Immigration

Five-Year-Old US Citizen Deported to Honduras With Mother

A five-year-old girl born and raised in the United States has been deported to Honduras alongside her mother, uprooting her from familiar surroundings, school, friends, and family. Experts warn that such experiences, especially when children are placed at the centre of adult immigration conflicts, can create lasting psychological scars and disrupt healthy development.

Génesis Ester Gutiérrez Castellanos, a kindergartner from Austin, Texas, was suddenly removed from her home in January 2026 and taken to Honduras with her mother, Karen Gutiérrez, who faced a long-standing deportation order. Génesis, a U.S. citizen, had never lived in Honduras and has no memories or connections there.

For children of five, stability and routine are crucial. Familiar schools, playgrounds, and daily patterns help young children feel safe, learn social skills, and develop emotionally. Being abruptly uprooted can disrupt these foundations, leaving a child struggling with anxiety, confusion, and a profound sense of insecurity. Psychologists say experiences like this — displacement, unfamiliar environments, and exposure to adult conflicts — can affect trust, emotional regulation, and long-term cognitive and social development.

International standards, such as the United Nations Convention on the Rights of the Child (UNCRC), stress that the best interests of the child must be a primary consideration in all actions affecting them (Article 3). This includes immigration decisions. Children have the right to be protected from mental harm (Articles 6 & 19) and the right to maintain family unity unless separation is clearly necessary for the child’s welfare (Article 9). Génesis’s deportation raises serious questions about whether these protections were observed.

Her mother has said she hopes to reunite Génesis with relatives in the United States in the future, but the immediate trauma of displacement, being removed from a familiar culture, language, peers, and support networks, is profound. Experts warn that such disruptions during critical developmental years can leave emotional and psychological scars that may last a lifetime.

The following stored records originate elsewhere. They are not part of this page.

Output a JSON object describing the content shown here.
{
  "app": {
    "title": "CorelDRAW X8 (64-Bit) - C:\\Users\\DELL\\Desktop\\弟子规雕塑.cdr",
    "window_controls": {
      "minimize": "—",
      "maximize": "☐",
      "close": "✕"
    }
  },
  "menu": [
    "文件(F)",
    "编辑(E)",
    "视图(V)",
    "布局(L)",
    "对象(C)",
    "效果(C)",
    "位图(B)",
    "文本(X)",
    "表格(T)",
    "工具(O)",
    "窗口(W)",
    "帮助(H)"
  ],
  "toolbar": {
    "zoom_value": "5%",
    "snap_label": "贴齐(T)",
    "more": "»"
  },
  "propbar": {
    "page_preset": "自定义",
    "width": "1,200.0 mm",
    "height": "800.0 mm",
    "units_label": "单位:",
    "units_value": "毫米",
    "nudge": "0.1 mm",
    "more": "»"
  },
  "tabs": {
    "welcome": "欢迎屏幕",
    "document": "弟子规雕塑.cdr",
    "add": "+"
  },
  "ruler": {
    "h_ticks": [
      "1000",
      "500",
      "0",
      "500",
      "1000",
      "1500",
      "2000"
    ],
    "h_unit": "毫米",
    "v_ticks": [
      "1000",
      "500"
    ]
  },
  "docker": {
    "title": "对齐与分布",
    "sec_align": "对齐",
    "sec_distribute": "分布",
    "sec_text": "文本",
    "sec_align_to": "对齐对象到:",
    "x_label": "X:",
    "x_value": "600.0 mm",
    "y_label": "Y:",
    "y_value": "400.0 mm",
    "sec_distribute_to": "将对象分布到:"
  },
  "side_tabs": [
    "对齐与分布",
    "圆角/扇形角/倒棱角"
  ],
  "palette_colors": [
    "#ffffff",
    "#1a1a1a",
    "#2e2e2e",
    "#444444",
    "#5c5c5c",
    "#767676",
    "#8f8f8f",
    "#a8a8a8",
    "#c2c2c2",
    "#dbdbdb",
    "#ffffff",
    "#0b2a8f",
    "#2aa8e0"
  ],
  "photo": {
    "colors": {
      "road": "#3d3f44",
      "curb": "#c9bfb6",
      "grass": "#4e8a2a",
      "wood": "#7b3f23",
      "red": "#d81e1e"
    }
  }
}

This case underscores that children should never be placed at the centre of adult policy conflicts. International guidelines stress that their rights, safety, and opportunity to grow in a stable environment must always guide decisions affecting their lives. Génesis’s experience is a stark reminder of the consequences when these principles are overlooked: a childhood disrupted, a sense of belonging shaken, and a young mind exposed to preventable trauma.